As part of a wider project led by Cardiff University and supported by Cadw, work at St Mary’s involved undertaking research to identify materials used in the original construction. Mortar analysis identified Blue Lias limestone as the most compatible material for repair and Tarmac was keen to step in and help out with a donation from its Aberthaw Quarry.
The work also involved reviving a small, traditional lime kiln at St Fagans National Museum of History, which had not been used for some years, to transform the limestone donated by Tarmac into hydraulic quicklime. This was then mixed with local aggregates to create mortar that was used in the repair, replicating the ancient materials believed to have been used when it was first built.
Stuart Escott, cement plant manager for Tarmac, said: “It’s a privilege to have played a part in the repair of St Mary’s Church, as an ancient building that is well loved in the community.
“The team who have worked on this project have really gone the extra mile to ensure the repair is completed sympathetically.

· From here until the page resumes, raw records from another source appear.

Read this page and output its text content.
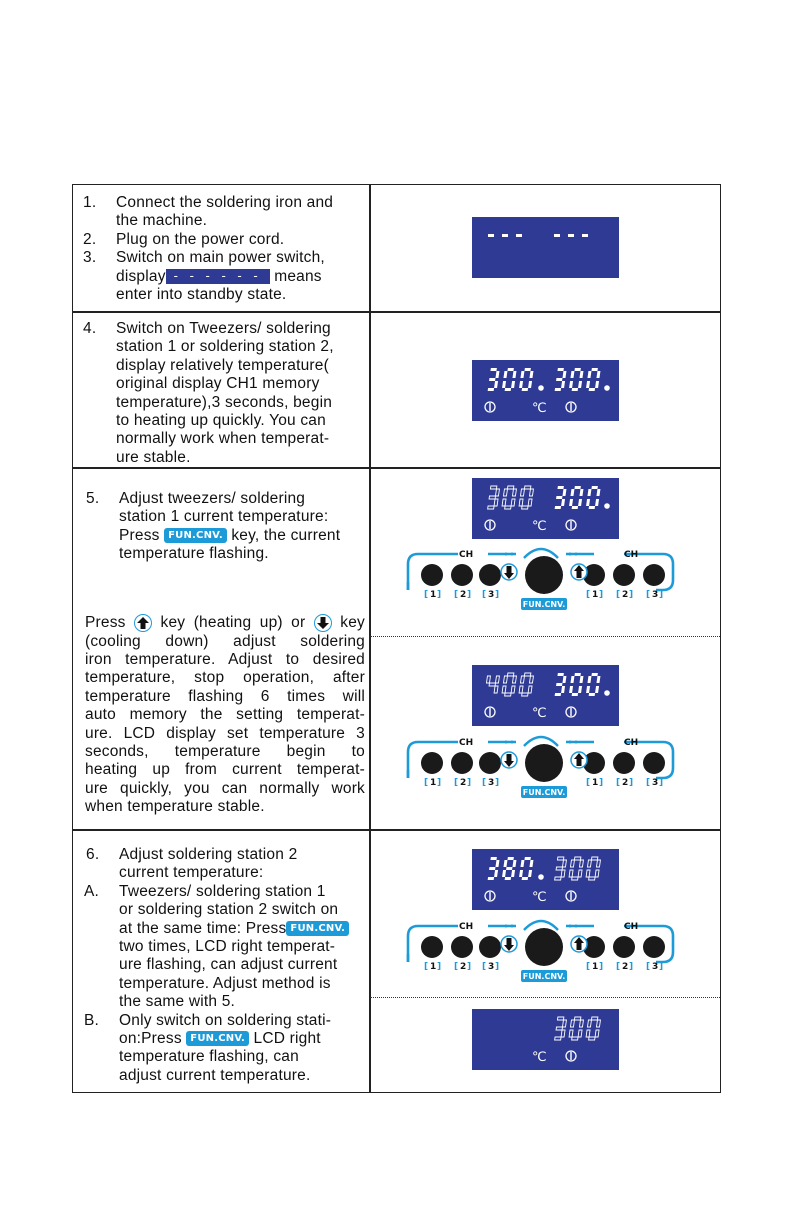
1. Connect the soldering iron and
the machine.
2. Plug on the power cord.
3. Switch on main power switch,
display - - - - - - means
enter into standby state.
4. Switch on Tweezers/ soldering
station 1 or soldering station 2,
display relatively temperature(
original display CH1 memory
temperature),3 seconds, begin
to heating up quickly. You can
normally work when temperat-
ure stable.
5. Adjust tweezers/ soldering
station 1 current temperature:
Press FUN.CNV. key, the current
temperature flashing.
Press key (heating up) or key
(cooling down) adjust soldering
iron temperature. Adjust to desired
temperature, stop operation, after
temperature flashing 6 times will
auto memory the setting temperat-
ure. LCD display set temperature 3
seconds, temperature begin to
heating up from current temperat-
ure quickly, you can normally work
when temperature stable.
6. Adjust soldering station 2
current temperature:
A. Tweezers/ soldering station 1
or soldering station 2 switch on
at the same time: Press FUN.CNV.
two times, LCD right temperat-
ure flashing, can adjust current
temperature. Adjust method is
the same with 5.
B. Only switch on soldering stati-
on:Press FUN.CNV. LCD right
temperature flashing, can
adjust current temperature.
℃
℃
℃
℃
℃
CH	CH
[ 1 ] [ 2 ] [ 3 ]	[ 1 ] [ 2 ] [ 3 ]
FUN.CNV.
CH	CH
[ 1 ] [ 2 ] [ 3 ]	[ 1 ] [ 2 ] [ 3 ]
FUN.CNV.
CH	CH
[ 1 ] [ 2 ] [ 3 ]	[ 1 ] [ 2 ] [ 3 ]
FUN.CNV.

By donating the Blue Lias limestone Tarmac has been able to support these efforts, using local authentic materials to restore a part of our local history.”
Matthew Slocombe, SPAB director, added: “We’re extremely grateful to Tarmac who made a significant contribution to this important project.”
The donation of Blue Lias limestone for the restoration of St Mary’s Church is just one example of the wider heritage work Tarmac has carried out within its local communities, with other projects including the recent restoration of local war memorials and supporting an archaeological project that uncovered significant Roman artefacts.
The SPAB is continuing ongoing, UK-wide research into ancient mortars by burning local stone across the country, including at projects in Kent and the Scottish Islands.